On Wednesday, HB 1189 by Matthew Hill (R-Jonesborough) passed the Health Subcommittee. It is the Tennessee Infant Protection Act, and I am a co-sponsor. The bill establishes the presumption that a 24 week gestational age unborn baby is viable. In addition, it requires that a physician determine that an unborn child isn’t viable prior to an abortion between weeks 20-24. Life of the mother is an exclusion. The bill mirrors a 2011 Ohio law that hasn’t been challenged and is constitutional. It is the only supposed pro-life bill supported by TN Right to Life, as the other bills are constitutionally suspect and place our laws that followed Amendment 1 at risk while they are in the courts.

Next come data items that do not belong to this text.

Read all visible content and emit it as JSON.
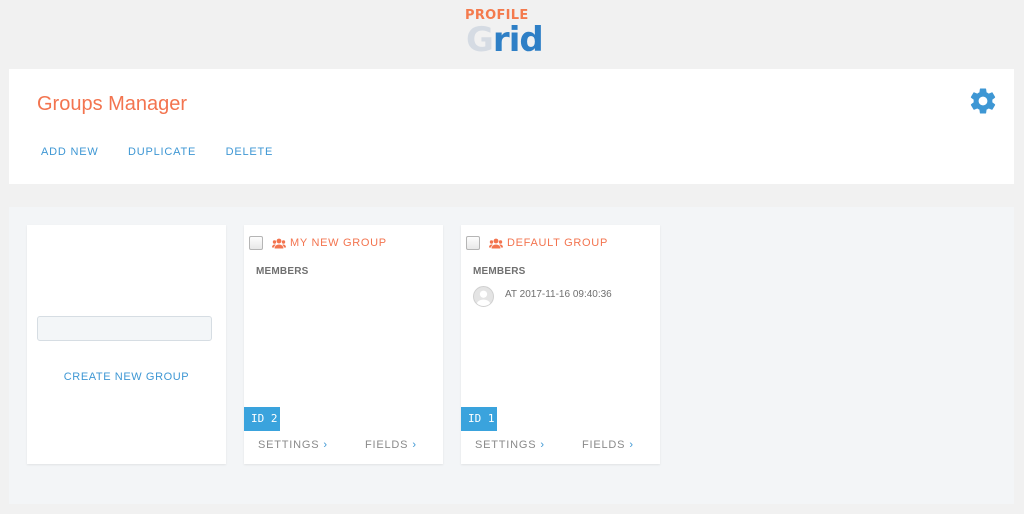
{
  "logo": {
    "top_text": "PROFILE",
    "main_g": "G",
    "main_rest": "rid"
  },
  "header": {
    "title": "Groups Manager",
    "actions": [
      "ADD NEW",
      "DUPLICATE",
      "DELETE"
    ],
    "settings_icon": "gear-icon",
    "accent_color": "#f3744f",
    "link_color": "#3e97d4"
  },
  "create_card": {
    "input_value": "",
    "create_label": "CREATE NEW GROUP"
  },
  "groups": [
    {
      "name": "MY NEW GROUP",
      "members_label": "MEMBERS",
      "members": [],
      "id_label": "ID 2",
      "settings_label": "SETTINGS",
      "fields_label": "FIELDS",
      "chevron": "›"
    },
    {
      "name": "DEFAULT GROUP",
      "members_label": "MEMBERS",
      "members": [
        {
          "text": "AT 2017-11-16 09:40:36"
        }
      ],
      "id_label": "ID 1",
      "settings_label": "SETTINGS",
      "fields_label": "FIELDS",
      "chevron": "›"
    }
  ],
  "badge_color": "#3aa3dd"
}
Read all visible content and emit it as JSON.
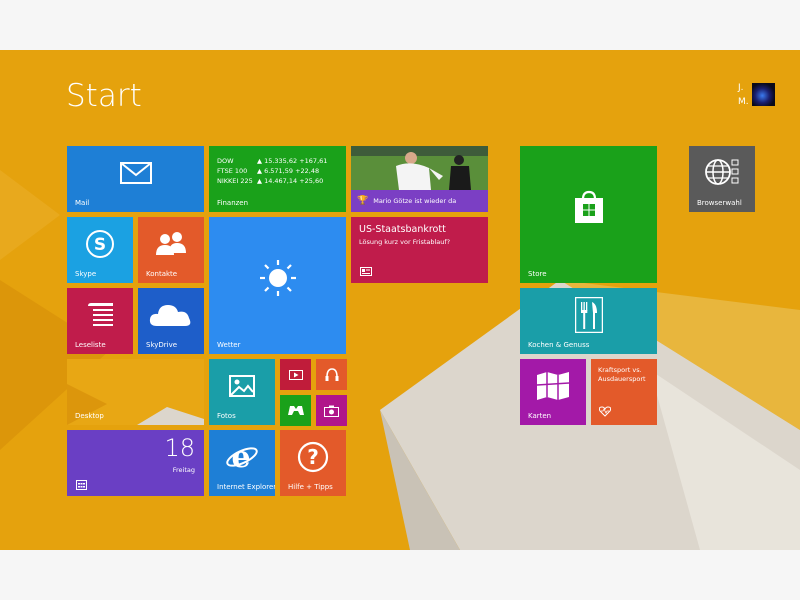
{
  "screen": {
    "title": "Start",
    "user": {
      "first": "J.",
      "last": "M."
    }
  },
  "tiles": {
    "mail": {
      "label": "Mail",
      "color": "#1e7fd6"
    },
    "finance": {
      "label": "Finanzen",
      "color": "#1aa11a",
      "rows": [
        {
          "index": "DOW",
          "value": "▲ 15.335,62 +167,61"
        },
        {
          "index": "FTSE 100",
          "value": "▲ 6.571,59 +22,48"
        },
        {
          "index": "NIKKEI 225",
          "value": "▲ 14.467,14 +25,60"
        }
      ]
    },
    "sports_news": {
      "caption": "Mario Götze ist wieder da",
      "color": "#7b3fc4"
    },
    "news": {
      "headline": "US-Staatsbankrott",
      "sub": "Lösung kurz vor Fristablauf?",
      "color": "#c01c4b"
    },
    "store": {
      "label": "Store",
      "color": "#1aa11a"
    },
    "browser_choice": {
      "label": "Browserwahl",
      "color": "#5a5a5a"
    },
    "skype": {
      "label": "Skype",
      "color": "#1ba1e2"
    },
    "contacts": {
      "label": "Kontakte",
      "color": "#e35a2a"
    },
    "weather": {
      "label": "Wetter",
      "color": "#2d8cf0"
    },
    "reading_list": {
      "label": "Leseliste",
      "color": "#c01c4b"
    },
    "skydrive": {
      "label": "SkyDrive",
      "color": "#1e5ec9"
    },
    "desktop": {
      "label": "Desktop"
    },
    "photos": {
      "label": "Fotos",
      "color": "#1a9ea8"
    },
    "video": {
      "color": "#c01c3a"
    },
    "music": {
      "color": "#e35a2a"
    },
    "games": {
      "color": "#1aa11a"
    },
    "camera": {
      "color": "#b0168a"
    },
    "calendar": {
      "day": "18",
      "weekday": "Freitag",
      "color": "#6a3fc4"
    },
    "ie": {
      "label": "Internet Explorer",
      "color": "#1e7fd6"
    },
    "help": {
      "label": "Hilfe + Tipps",
      "color": "#e35a2a"
    },
    "food": {
      "label": "Kochen & Genuss",
      "color": "#1a9ea8"
    },
    "maps": {
      "label": "Karten",
      "color": "#a319a8"
    },
    "health": {
      "label": "Kraftsport vs. Ausdauersport",
      "color": "#e35a2a"
    }
  }
}
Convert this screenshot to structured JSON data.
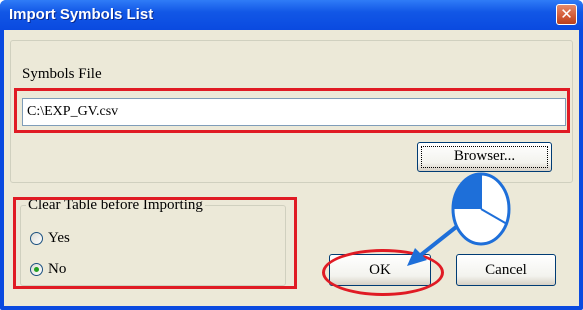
{
  "dialog": {
    "title": "Import Symbols List",
    "close_icon": "close-icon",
    "symbols_file": {
      "label": "Symbols File",
      "value": "C:\\EXP_GV.csv",
      "browse_label": "Browser..."
    },
    "clear_table": {
      "label": "Clear Table before Importing",
      "options": [
        {
          "label": "Yes",
          "selected": false
        },
        {
          "label": "No",
          "selected": true
        }
      ]
    },
    "ok_label": "OK",
    "cancel_label": "Cancel"
  },
  "annotations": {
    "highlight_color": "#e01b24",
    "arrow_color": "#1e6fd9",
    "click_icon": "mouse-left-click-icon"
  }
}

Also, on Wednesday, the transportation bill known as the IMPROVE Act which has been amended to the Hawk Plan was rolled in committee due to a multitude of potential amendments that have been filed. The IMPROVE Act, as proposed, is a 395 million dollar tax increase on gas, diesel, and other auto related items. For our poor, middle class, elderly, and average Tennesseans, the IMPROVE Act only offers a 55 million dollar grocery tax cut. Since a fuel tax has the additional negative effects on one’s pocketbook by 1)increasing the cost of goods and services, and 2)increasing the amount of sales and grocery tax paid due to the increase in the cost of goods and services, the 55 million dollar grocery tax cut becomes negligible when taking into account the triple compounding negative financial effects to one’s pocketbook. Famed President Reagan economist, Art Laffer, referred to the proposed grocery tax cut as a pandering tax cut as it doesn’t offset the massive tax increase.
While the Hawk Plan uses 0.25% of 1% of our sales tax to supplement transportation, it has received some detractors due to it not necessarily being a “user fee” and it doesn’t specify the use of revenue from non-Tennesseans that use our roads. However, did you know that Tennessee collects around 1.6 billion dollars in sales tax from tourism? Additionally, were you aware that Tennessee collects around 900 million from auto sales tax? Not counting the millions Tennesseans spend in taxes on oil changes, tires, and auto parts, Tennessee collects well over 2.5 billion dollars in travel related taxes that are partly responsible for our BILLION dollar recurring surplus and do NOT help fund our roads.
Before our Tennessee General Assembly raises taxes that have a triple negative compounding effect on Tennessean pocketbooks, shouldn’t these potential revenue sources for transportation, at least, have a proper hearing?
Again, it is an honor and a privilege to be your state representative.